Case ID: nys_149/html/0956-01.html
Source: Caselaw Access Project
Author: {"author": "COHALAN, J.", "license": "Public Domain", "url": "https://static.case.law/"}
Date Created: 2024-08-24T03:29:51.129683

(87 Misc. Rep. 318)
    PORTER v. CHIEFFO et al.
    (Supreme Court, Appellate Term, First Department.
    November 19, 1914.)
    1. Trover and Conversion (§ 40) — Evidence—Sufficiency—Ownership of Property.
    In an action for the conversion of two motion picture machines, which plaintiff had loaned to the lessee of a playhouse, and which the owner of the house claimed had been given to him by the lessee to satisfy a judgment, evidence held sufficient to sustain a judgment for the plaintiff.
    [Ed. Note. — For other cases, see Trover and Conversion, Cent. Dig. §§ 232-244; Dec. Dig. § 40.*]
    2. Courts (§ 189*) — Municipal Courts — Procedure—Statutory Provisions.
    Under Municipal Court Act,f § 254, limiting the time within which either party might move to amend a judgment to five days, and requiring such motion to be made upon two days’ notice, a judgment of that court cannot be amended, where the plaintiff obtained, four days after the judgment, an order to show cause on the following day why it should not be amended; the provision of Code Civ. Proc. § 780, that the time for- a notice of a motion may be limited by obtaining an order to show cause, being limited by section 3347, subd. 6, to courts of record.
    [Ed. Note. — For other cases, see Courts, Cent. Dig. §§ 409, 412, 413, 429, 458; Dec. Dig. § 189.*]
    Appeal from Municipal Court, Borough of Manhattan, Seventh District.
    Actiqn by Benjamin F. Porter against Michael Chieffo and another. From a judgment for plaintiff, and also from an order amending such judgment, defendant Chieffo appeals. Judgment affirmed, as originally entered, and order amending judgment reversed.
    Argued October term, 1914, before SEABURY, BIJUR, and COHALAN, JJ.
    Kramer & Bourke, of New York City (J. J. Kramer and J. P. Bourke, both of New York City, of counsel), for appellant.
    Louis J. Rosett, of New York City, for respondent.
    
      
      For other cases see same topic & § number in Dec. & Am. Digs. 1907 to date, & Rep’r Indexes t Laws 1902, c. 580.
    
   COHALAN, J.

This action was brought for the alleged conversion of two motion picture projecting machines, to which the plaintiff claimed ownership. Defendant Korn was served in the action, but defaulted on the trial. It appears that the defendant Chieffo is the owner in this city of a playhouse, called the Nemo Theater, and that at one time the defendant Korn was the lessee thereof. On March 14, 1914, Korn obtained from the plaintiff the loan of a picture machine, known as the Simplex. At the time the plaintiff delivered this machine to Korn at the Nemo Theater, he saw there another picture machine called the Powers. This last machine the plaintiff had also loaned to Korn when he was engaged in running a moving picture house in East Sixty-Seventh street. The defendant Chieffo subsequently resumed possession of the Nemo Theater, and plaintiff thereupon demanded the return of the two machines. Chieffo refused to return them, asserting that he held a judgment against Korn, and that the latter had informed him that the machines belonged to him (Chieffo) and to keep them in payment of his judgment. Korn was not produced on the trial by either party to the action, and as to the ownership the testimony of the plaintiff is not directly disputed.
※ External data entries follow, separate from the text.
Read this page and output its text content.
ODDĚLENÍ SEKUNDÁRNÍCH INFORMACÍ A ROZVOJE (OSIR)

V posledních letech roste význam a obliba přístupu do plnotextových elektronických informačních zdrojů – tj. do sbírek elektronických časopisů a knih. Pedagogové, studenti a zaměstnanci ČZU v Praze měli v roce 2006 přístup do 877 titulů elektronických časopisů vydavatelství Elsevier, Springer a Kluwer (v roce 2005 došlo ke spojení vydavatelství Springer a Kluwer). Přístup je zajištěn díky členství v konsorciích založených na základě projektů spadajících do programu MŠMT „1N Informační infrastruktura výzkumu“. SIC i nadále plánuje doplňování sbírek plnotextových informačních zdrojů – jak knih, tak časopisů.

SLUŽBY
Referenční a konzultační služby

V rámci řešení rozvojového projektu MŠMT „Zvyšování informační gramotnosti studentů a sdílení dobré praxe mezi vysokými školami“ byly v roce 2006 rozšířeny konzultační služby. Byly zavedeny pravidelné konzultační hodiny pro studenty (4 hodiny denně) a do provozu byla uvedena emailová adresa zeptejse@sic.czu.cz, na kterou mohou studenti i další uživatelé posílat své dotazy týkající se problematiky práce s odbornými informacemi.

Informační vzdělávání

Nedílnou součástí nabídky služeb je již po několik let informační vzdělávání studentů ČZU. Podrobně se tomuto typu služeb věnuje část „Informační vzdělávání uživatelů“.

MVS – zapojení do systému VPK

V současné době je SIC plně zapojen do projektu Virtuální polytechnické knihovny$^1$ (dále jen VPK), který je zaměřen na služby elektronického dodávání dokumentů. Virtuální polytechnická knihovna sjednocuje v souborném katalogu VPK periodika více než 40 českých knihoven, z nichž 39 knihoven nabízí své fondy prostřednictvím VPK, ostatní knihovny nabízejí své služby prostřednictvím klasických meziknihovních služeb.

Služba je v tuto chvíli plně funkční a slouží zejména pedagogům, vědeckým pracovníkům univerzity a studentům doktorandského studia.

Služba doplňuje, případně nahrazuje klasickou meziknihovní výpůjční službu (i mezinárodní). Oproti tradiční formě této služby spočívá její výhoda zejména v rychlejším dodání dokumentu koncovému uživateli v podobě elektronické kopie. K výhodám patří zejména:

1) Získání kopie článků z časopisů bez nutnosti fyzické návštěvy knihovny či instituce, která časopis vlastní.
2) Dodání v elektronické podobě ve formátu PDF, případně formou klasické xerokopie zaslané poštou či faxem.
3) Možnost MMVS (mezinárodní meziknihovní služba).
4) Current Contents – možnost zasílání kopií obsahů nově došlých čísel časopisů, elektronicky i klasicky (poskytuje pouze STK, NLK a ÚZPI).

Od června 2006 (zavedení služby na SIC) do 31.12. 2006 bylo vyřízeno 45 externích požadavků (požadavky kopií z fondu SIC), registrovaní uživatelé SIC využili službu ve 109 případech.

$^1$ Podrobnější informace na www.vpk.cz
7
The appellant urges that the plaintiff is estopped from a claim of ownership as against the defendant Chieffo; but there is no merit to this contention. The defendant Chieffo produced a writing, in substance, guaranteeing one of the machines in suit for one year “from date of sale”; arid he claims that the possession of this paper shows a sale to Korn. This guaranty, however, was shown to have been given by the maker of the machine to the plaintiff, and was one usually tendered by the manufacturer to the purchaser. The defendant Chieffo made no effort to prove how he had obtained the machines, except that he had received them from Korn; and as Korn had no title, and could give none, there appears to be no reason why the judgment, as originally entered, should not be affirmed.
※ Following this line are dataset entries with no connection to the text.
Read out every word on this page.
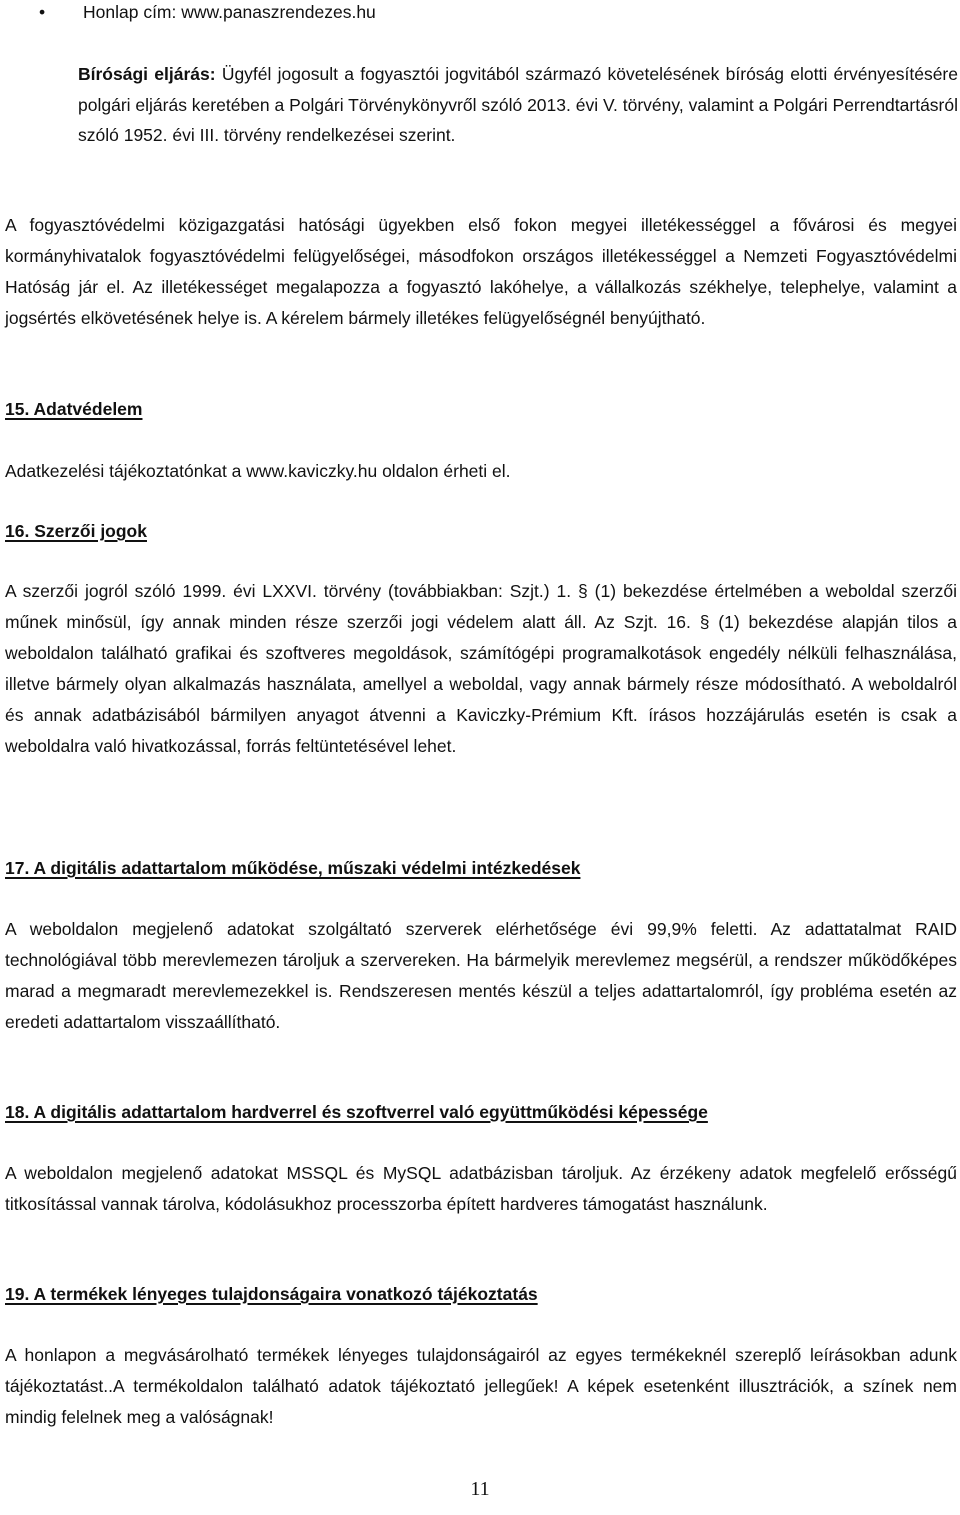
• Honlap cím: www.panaszrendezes.hu

Bírósági eljárás: Ügyfél jogosult a fogyasztói jogvitából származó követelésének bíróság elotti érvényesítésére polgári eljárás keretében a Polgári Törvénykönyvről szóló 2013. évi V. törvény, valamint a Polgári Perrendtartásról szóló 1952. évi III. törvény rendelkezései szerint.

A fogyasztóvédelmi közigazgatási hatósági ügyekben első fokon megyei illetékességgel a fővárosi és megyei kormányhivatalok fogyasztóvédelmi felügyelőségei, másodfokon országos illetékességgel a Nemzeti Fogyasztóvédelmi Hatóság jár el. Az illetékességet megalapozza a fogyasztó lakóhelye, a vállalkozás székhelye, telephelye, valamint a jogsértés elkövetésének helye is. A kérelem bármely illetékes felügyelőségnél benyújtható.

15. Adatvédelem

Adatkezelési tájékoztatónkat a www.kaviczky.hu oldalon érheti el.

16. Szerzői jogok

A szerzői jogról szóló 1999. évi LXXVI. törvény (továbbiakban: Szjt.) 1. § (1) bekezdése értelmében a weboldal szerzői műnek minősül, így annak minden része szerzői jogi védelem alatt áll. Az Szjt. 16. § (1) bekezdése alapján tilos a weboldalon található grafikai és szoftveres megoldások, számítógépi programalkotások engedély nélküli felhasználása, illetve bármely olyan alkalmazás használata, amellyel a weboldal, vagy annak bármely része módosítható. A weboldalról és annak adatbázisából bármilyen anyagot átvenni a Kaviczky-Prémium Kft. írásos hozzájárulás esetén is csak a weboldalra való hivatkozással, forrás feltüntetésével lehet.

17. A digitális adattartalom működése, műszaki védelmi intézkedések

A weboldalon megjelenő adatokat szolgáltató szerverek elérhetősége évi 99,9% feletti. Az adattatalmat RAID technológiával több merevlemezen tároljuk a szervereken. Ha bármelyik merevlemez megsérül, a rendszer működőképes marad a megmaradt merevlemezekkel is. Rendszeresen mentés készül a teljes adattartalomról, így probléma esetén az eredeti adattartalom visszaállítható.

18. A digitális adattartalom hardverrel és szoftverrel való együttműködési képessége

A weboldalon megjelenő adatokat MSSQL és MySQL adatbázisban tároljuk. Az érzékeny adatok megfelelő erősségű titkosítással vannak tárolva, kódolásukhoz processzorba épített hardveres támogatást használunk.

19. A termékek lényeges tulajdonságaira vonatkozó tájékoztatás

A honlapon a megvásárolható termékek lényeges tulajdonságairól az egyes termékeknél szereplő leírásokban adunk tájékoztatást..A termékoldalon található adatok tájékoztató jellegűek! A képek esetenként illusztrációk, a színek nem mindig felelnek meg a valóságnak!

11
The judgment was rendered on June 12, 1914, and as the time in which either party might move to amend it, under section 254 of the Municipal Court Act, was limited to five days, the time had 'expired on June 17, 1914. The section referred to declares that such a motion must be made upon two days’ notice. Although the summons had indorsed thereon the words “Defendant liable to arrest and imprisonment,” the justice who tried the case failed to indorse those words upon the record, and upon June 16, 1914, the plaintiff obtained an order to show cause, returnable on June 17th, why the judgment should not be amended in respect of this omission. Upon the hearing of this motion the defendant Chieffo opposed the granting thereof upon the ground that the plaintiff had not complied with section 254, supra, and that, therefore, the justice had no jurisdiction to make the amendment. His objection was overruled, and the amendment was allowed. In this the court committed error. An application for an order to show cause is a motion. Section 768, Code of Civil Procedure. By the provisions of section 780 of the Code of Civil Procedure, a notice of motion must be served at least eight days before the return day, but that time may be limited by obtaining an order to show cause. That section only applies, however, to courts of record. Section 3347, subd. 6, C. C. P. The Municipal Court is one of limited jurisdiction, and the statute must be strictly followed. This requires at least two days’ notice to amend a judgment, and hence the order in this case must be reversed.

Order reversed, with costs to the appellant. Judgment; as originally entered, affirmed, with costs to the respondent. Costs of one party to be offset against those of the other party. All concur.